Astronomers May Have Mapped Most Distant Mammoth Black Hole Lurking in Disguise in Midst of Universe

The data evidence that pointed to the leviathan black hole was obtained from NASA’s Chandra X-ray Observatory that focused its lenses on a quasar named PSO167-13 – a tiny area around the afore-mentioned “greedy” high gravitation zone.
Sputnik

Astronomers from NASA have arguably found the most distant cloaked black hole ever seen by anyone on Earth, with the mammoth zone of extremely strong gravitation being the first to have been enveloped with gas at such an early time in the history of the cosmos, the US space agency reported on its website.

As NASA stated, supermassive black holes typically expand by taking in surrounding matter, and such rapid growth generates large amounts of radiation accumulated in a tiny region around the black hole, a “quasar”.

It is observations of a quasar named PSO167-13, which was first mapped by the Hawaii-based Pan-STARRS optical-light telescope, that helped lead astronomers to the mysterious “cloaked” black hole. The previous surveys, however, focused on solely locating unobscured black holes, because the radiation in the region is suppressed by thin clouds of dust and gas alike.

Initially, PSO167-13 was expected to be unobscured as well, but one of the researchers, Fabio Vito, a CAS-CONICYT fellow at the Pontificia Universidad Católica de Chile, put this idea to the test by leveraging Chandra to study PSO167-13 and nine other quasars.

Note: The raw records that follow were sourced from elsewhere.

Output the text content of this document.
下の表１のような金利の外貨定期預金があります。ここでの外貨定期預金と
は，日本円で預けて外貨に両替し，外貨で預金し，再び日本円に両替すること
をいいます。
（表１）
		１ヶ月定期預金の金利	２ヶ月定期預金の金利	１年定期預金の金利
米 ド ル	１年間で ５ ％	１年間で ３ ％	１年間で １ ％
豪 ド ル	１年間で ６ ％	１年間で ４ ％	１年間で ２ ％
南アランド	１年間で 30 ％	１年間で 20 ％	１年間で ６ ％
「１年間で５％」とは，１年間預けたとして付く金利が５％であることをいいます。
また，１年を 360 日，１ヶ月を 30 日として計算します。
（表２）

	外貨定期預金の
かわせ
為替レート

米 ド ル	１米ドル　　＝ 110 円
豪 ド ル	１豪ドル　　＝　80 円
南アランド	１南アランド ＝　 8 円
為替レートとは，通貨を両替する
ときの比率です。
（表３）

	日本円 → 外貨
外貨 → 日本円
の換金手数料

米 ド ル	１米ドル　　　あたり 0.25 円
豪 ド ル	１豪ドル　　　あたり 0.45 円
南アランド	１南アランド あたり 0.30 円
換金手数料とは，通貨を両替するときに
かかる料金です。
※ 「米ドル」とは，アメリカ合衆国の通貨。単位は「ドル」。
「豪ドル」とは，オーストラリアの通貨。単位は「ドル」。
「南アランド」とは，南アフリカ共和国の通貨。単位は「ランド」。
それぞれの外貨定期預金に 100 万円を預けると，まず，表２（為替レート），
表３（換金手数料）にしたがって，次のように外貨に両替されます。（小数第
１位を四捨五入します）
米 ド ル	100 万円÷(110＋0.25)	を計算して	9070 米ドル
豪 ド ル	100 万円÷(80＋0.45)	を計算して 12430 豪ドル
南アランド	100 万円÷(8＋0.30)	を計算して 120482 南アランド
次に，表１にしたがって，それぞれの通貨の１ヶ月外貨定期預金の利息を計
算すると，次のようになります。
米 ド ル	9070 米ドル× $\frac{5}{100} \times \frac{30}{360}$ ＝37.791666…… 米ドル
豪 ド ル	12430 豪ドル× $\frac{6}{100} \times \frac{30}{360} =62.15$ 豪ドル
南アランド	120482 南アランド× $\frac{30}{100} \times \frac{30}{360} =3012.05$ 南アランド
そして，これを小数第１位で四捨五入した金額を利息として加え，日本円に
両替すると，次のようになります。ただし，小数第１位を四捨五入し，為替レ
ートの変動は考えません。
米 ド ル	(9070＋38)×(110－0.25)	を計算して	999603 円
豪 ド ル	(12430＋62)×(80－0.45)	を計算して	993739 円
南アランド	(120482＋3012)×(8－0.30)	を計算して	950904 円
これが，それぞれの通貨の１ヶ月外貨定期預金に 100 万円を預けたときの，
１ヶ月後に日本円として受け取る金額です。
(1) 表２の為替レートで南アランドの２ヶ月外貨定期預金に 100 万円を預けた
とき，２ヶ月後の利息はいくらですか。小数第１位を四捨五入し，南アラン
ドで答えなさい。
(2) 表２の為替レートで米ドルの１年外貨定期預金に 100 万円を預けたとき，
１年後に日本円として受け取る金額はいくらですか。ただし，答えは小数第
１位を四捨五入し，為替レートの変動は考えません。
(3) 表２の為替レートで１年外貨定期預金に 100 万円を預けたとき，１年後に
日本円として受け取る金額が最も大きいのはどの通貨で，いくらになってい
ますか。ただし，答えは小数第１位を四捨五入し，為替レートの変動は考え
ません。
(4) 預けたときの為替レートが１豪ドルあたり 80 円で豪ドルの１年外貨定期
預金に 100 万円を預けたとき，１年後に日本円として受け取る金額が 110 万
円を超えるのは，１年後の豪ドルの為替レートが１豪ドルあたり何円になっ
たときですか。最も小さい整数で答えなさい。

The 16 hours of observations led the research team to detect only three X-ray light photons, which all appeared to have rather high energies. Considering that low-energy X-rays are more absorbable than higher energy ones, it’s possible that the quasar is highly shrouded by gas, enabling only high-energy X-rays to be detected.

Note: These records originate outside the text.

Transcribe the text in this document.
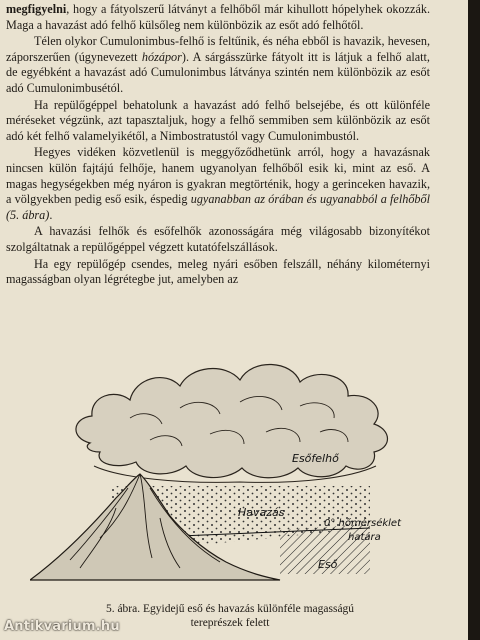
megfigyelni, hogy a fátyolszerű látványt a felhőből már kihullott hópelyhek okozzák. Maga a havazást adó felhő külsőleg nem különbözik az esőt adó felhőtől.

Télen olykor Cumulonimbus-felhő is feltűnik, és néha ebből is havazik, hevesen, záporszerűen (úgynevezett hózápor). A sárgásszürke fátyolt itt is látjuk a felhő alatt, de egyébként a havazást adó Cumulonimbus látványa szintén nem különbözik az esőt adó Cumulonimbusétól.

Ha repülőgéppel behatolunk a havazást adó felhő belsejébe, és ott különféle méréseket végzünk, azt tapasztaljuk, hogy a felhő semmiben sem különbözik az esőt adó két felhő valamelyikétől, a Nimbostratustól vagy Cumulonimbustól.

Hegyes vidéken közvetlenül is meggyőződhetünk arról, hogy a havazásnak nincsen külön fajtájú felhője, hanem ugyanolyan felhőből esik ki, mint az eső. A magas hegységekben még nyáron is gyakran megtörténik, hogy a gerinceken havazik, a völgyekben pedig eső esik, éspedig ugyanabban az órában és ugyanabból a felhőből (5. ábra).

A havazási felhők és esőfelhők azonosságára még világosabb bizonyítékot szolgáltatnak a repülőgéppel végzett kutatófelszállások.

Ha egy repülőgép csendes, meleg nyári esőben felszáll, néhány kilométernyi magasságban olyan légrétegbe jut, amelyben az

Esőfelhő
Havazás
0° hőmérséklet
határa
Eső
5. ábra. Egyidejű eső és havazás különféle magasságú
tereprészek felett
Antikvarium.hu
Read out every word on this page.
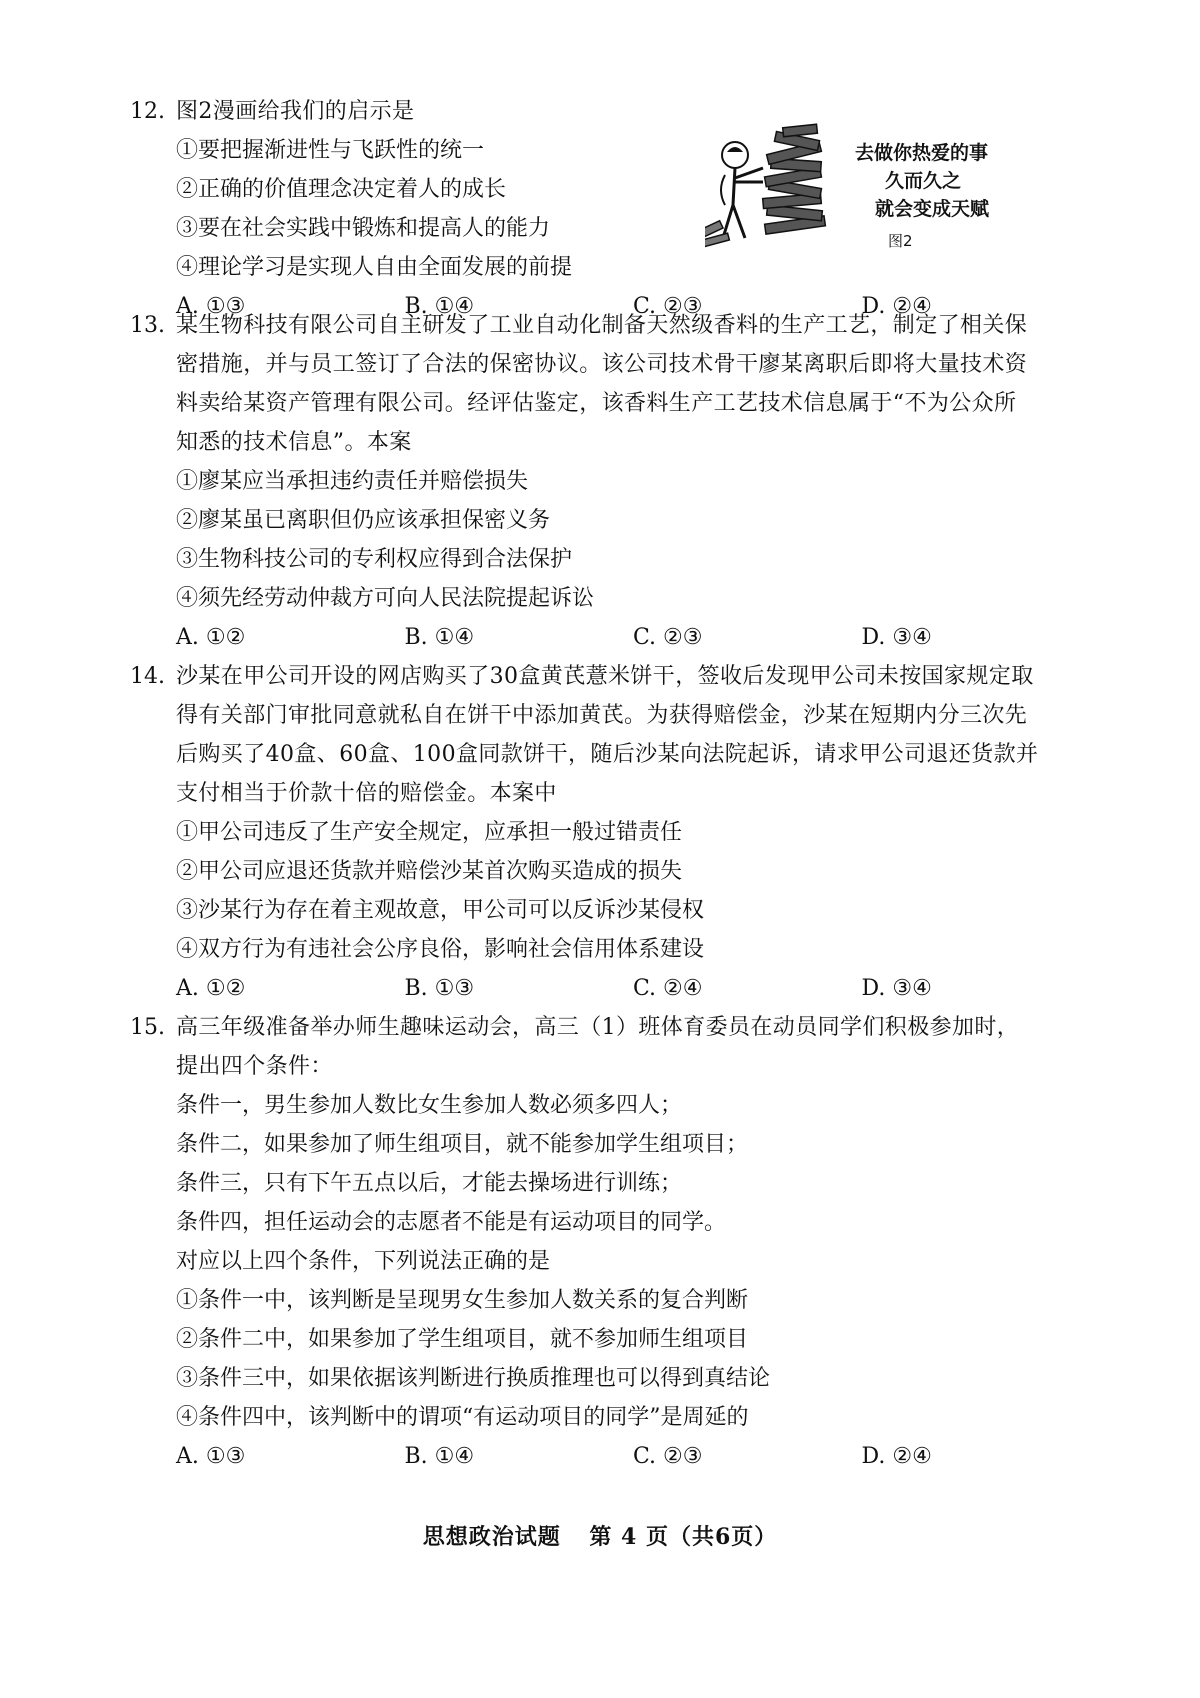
12. 图2漫画给我们的启示是
①要把握渐进性与飞跃性的统一
②正确的价值理念决定着人的成长
③要在社会实践中锻炼和提高人的能力
④理论学习是实现人自由全面发展的前提
A. ①③	B. ①④	C. ②③	D. ②④
去做你热爱的事
久而久之
就会变成天赋
图2
13. 某生物科技有限公司自主研发了工业自动化制备天然级香料的生产工艺，制定了相关保
密措施，并与员工签订了合法的保密协议。该公司技术骨干廖某离职后即将大量技术资
料卖给某资产管理有限公司。经评估鉴定，该香料生产工艺技术信息属于“不为公众所
知悉的技术信息”。本案
①廖某应当承担违约责任并赔偿损失
②廖某虽已离职但仍应该承担保密义务
③生物科技公司的专利权应得到合法保护
④须先经劳动仲裁方可向人民法院提起诉讼
A. ①②	B. ①④	C. ②③	D. ③④
14. 沙某在甲公司开设的网店购买了30盒黄芪薏米饼干，签收后发现甲公司未按国家规定取
得有关部门审批同意就私自在饼干中添加黄芪。为获得赔偿金，沙某在短期内分三次先
后购买了40盒、60盒、100盒同款饼干，随后沙某向法院起诉，请求甲公司退还货款并
支付相当于价款十倍的赔偿金。本案中
①甲公司违反了生产安全规定，应承担一般过错责任
②甲公司应退还货款并赔偿沙某首次购买造成的损失
③沙某行为存在着主观故意，甲公司可以反诉沙某侵权
④双方行为有违社会公序良俗，影响社会信用体系建设
A. ①②	B. ①③	C. ②④	D. ③④
15. 高三年级准备举办师生趣味运动会，高三（1）班体育委员在动员同学们积极参加时，
提出四个条件：
条件一，男生参加人数比女生参加人数必须多四人；
条件二，如果参加了师生组项目，就不能参加学生组项目；
条件三，只有下午五点以后，才能去操场进行训练；
条件四，担任运动会的志愿者不能是有运动项目的同学。
对应以上四个条件，下列说法正确的是
①条件一中，该判断是呈现男女生参加人数关系的复合判断
②条件二中，如果参加了学生组项目，就不参加师生组项目
③条件三中，如果依据该判断进行换质推理也可以得到真结论
④条件四中，该判断中的谓项“有运动项目的同学”是周延的
A. ①③	B. ①④	C. ②③	D. ②④
思想政治试题 第 4 页（共6页）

Earlier, astronomers discovered an “ultra-massive” black hole - one of the most gargantuan ever mapped. A team of German researchers believe that a monster with a mass 40 billion times greater than our sun is hiding at the centre of a galaxy called Holmberg 15A.

Separately, a new search mechanism was proposed by Japanese scientists to detect a whopping 100,000,000 “isolated black holes” that are likely lurking somewhere in the galaxy, and potentially much closer than the one thought to be nearest to our planet, located less than 3,000 lightyears away from Earth.

In their paper, the team said these stealthy leviathans emit what they referred to as “synchrotron radiation” during “outflows” produced as they suck up gas – a signal that may help pinpoint such “greedy” cosmic areas.